Buck Moses grinned toothlessly. "Tell you the truth, I just about believe that myself till right recent." His face grew sober again. "But I'm going to die, just like everybody else. I'll outlive your daddy, though."

It took James a moment to sort out who his grandfather meant, and then he was shocked. Buck had never spoken of this before. "You knowed, didn't you?" Buck asked.

"Maybe," James replied, still cautious of speaking about it.

"He won't never say it to you," Buck said, sipping the hot tea he had made from herbs.

"Not to your face. But he'll let you know. I knowed him since he was a baby; he won't let it pass. Could mean trouble for you."

"What kind of trouble?"

"Angus a rich man. He got a lot of kinfolk. Folks don't let go of money easy, and ain't going to be nobody to help you on this island."
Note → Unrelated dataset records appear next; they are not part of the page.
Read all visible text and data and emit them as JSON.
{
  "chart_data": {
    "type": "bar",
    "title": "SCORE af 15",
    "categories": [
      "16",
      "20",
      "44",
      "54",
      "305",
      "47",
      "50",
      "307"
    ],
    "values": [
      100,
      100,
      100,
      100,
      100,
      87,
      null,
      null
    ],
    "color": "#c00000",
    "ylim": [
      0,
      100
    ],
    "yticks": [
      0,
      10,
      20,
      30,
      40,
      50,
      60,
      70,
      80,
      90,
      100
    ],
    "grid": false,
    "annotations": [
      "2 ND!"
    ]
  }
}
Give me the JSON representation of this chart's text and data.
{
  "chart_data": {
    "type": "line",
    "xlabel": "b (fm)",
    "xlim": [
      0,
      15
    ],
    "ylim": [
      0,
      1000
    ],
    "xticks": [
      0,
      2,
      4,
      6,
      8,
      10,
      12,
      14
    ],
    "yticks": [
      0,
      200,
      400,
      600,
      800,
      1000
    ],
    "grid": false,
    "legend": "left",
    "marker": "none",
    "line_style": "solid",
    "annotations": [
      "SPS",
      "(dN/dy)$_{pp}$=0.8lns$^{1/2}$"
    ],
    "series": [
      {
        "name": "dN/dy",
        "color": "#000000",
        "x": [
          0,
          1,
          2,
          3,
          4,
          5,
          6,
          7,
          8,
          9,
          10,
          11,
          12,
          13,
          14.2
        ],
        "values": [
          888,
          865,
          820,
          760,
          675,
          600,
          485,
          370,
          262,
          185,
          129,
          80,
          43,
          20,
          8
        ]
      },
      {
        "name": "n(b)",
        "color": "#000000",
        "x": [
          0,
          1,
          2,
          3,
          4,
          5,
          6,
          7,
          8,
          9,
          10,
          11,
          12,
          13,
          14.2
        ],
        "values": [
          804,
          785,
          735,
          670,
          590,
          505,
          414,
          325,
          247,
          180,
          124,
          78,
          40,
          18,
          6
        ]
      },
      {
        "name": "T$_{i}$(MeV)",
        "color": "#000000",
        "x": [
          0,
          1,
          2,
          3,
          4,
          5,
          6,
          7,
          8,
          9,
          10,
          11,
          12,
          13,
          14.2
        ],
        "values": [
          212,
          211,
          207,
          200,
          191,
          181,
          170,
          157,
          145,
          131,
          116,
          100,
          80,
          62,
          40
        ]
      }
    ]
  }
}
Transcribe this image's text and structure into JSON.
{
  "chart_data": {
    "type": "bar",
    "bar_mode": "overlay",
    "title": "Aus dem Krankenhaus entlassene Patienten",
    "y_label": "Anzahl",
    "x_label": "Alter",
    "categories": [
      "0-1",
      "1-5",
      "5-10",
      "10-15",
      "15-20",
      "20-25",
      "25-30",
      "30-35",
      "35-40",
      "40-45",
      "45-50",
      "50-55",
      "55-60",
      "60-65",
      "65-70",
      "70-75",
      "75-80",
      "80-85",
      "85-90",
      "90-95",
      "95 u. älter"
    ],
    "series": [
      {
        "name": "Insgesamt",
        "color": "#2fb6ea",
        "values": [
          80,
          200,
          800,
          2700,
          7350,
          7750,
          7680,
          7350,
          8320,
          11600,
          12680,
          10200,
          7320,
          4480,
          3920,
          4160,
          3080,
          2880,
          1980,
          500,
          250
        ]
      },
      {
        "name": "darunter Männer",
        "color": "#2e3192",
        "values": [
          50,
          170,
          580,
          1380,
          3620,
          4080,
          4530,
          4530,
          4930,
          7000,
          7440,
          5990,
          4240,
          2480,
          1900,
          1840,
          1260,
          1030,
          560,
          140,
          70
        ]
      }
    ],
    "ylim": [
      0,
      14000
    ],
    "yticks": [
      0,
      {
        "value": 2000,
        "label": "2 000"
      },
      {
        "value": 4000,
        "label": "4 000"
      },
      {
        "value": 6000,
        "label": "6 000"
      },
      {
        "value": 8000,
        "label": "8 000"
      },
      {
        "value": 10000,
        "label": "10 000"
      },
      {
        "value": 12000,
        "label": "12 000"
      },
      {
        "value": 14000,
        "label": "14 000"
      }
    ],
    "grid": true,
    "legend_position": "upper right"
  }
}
"They going to think I want his money?"

"You crazy if you don't." Buck snorted. "You just like everybody else, you got to eat, got to have a roof. You going to need it."

"I can make my way," James said, offended. "You taught me all my life how to live off this island. If I can't make it on the mainland, I'll hunt my living here."

"Maybe, maybe not," Buck said. "They maybe don't want you here when they know you his son. They maybe run you off."

"They got to find me first," James said. Buck laughed out loud.

"That's right, they got to find you. You give 'em a hunt, eh?"

"Yessir." James was quiet for a moment. "Granddaddy, anybody else know about this?"

"Folks got eyes. Germaine might be guessing, Hamish and Keir, too."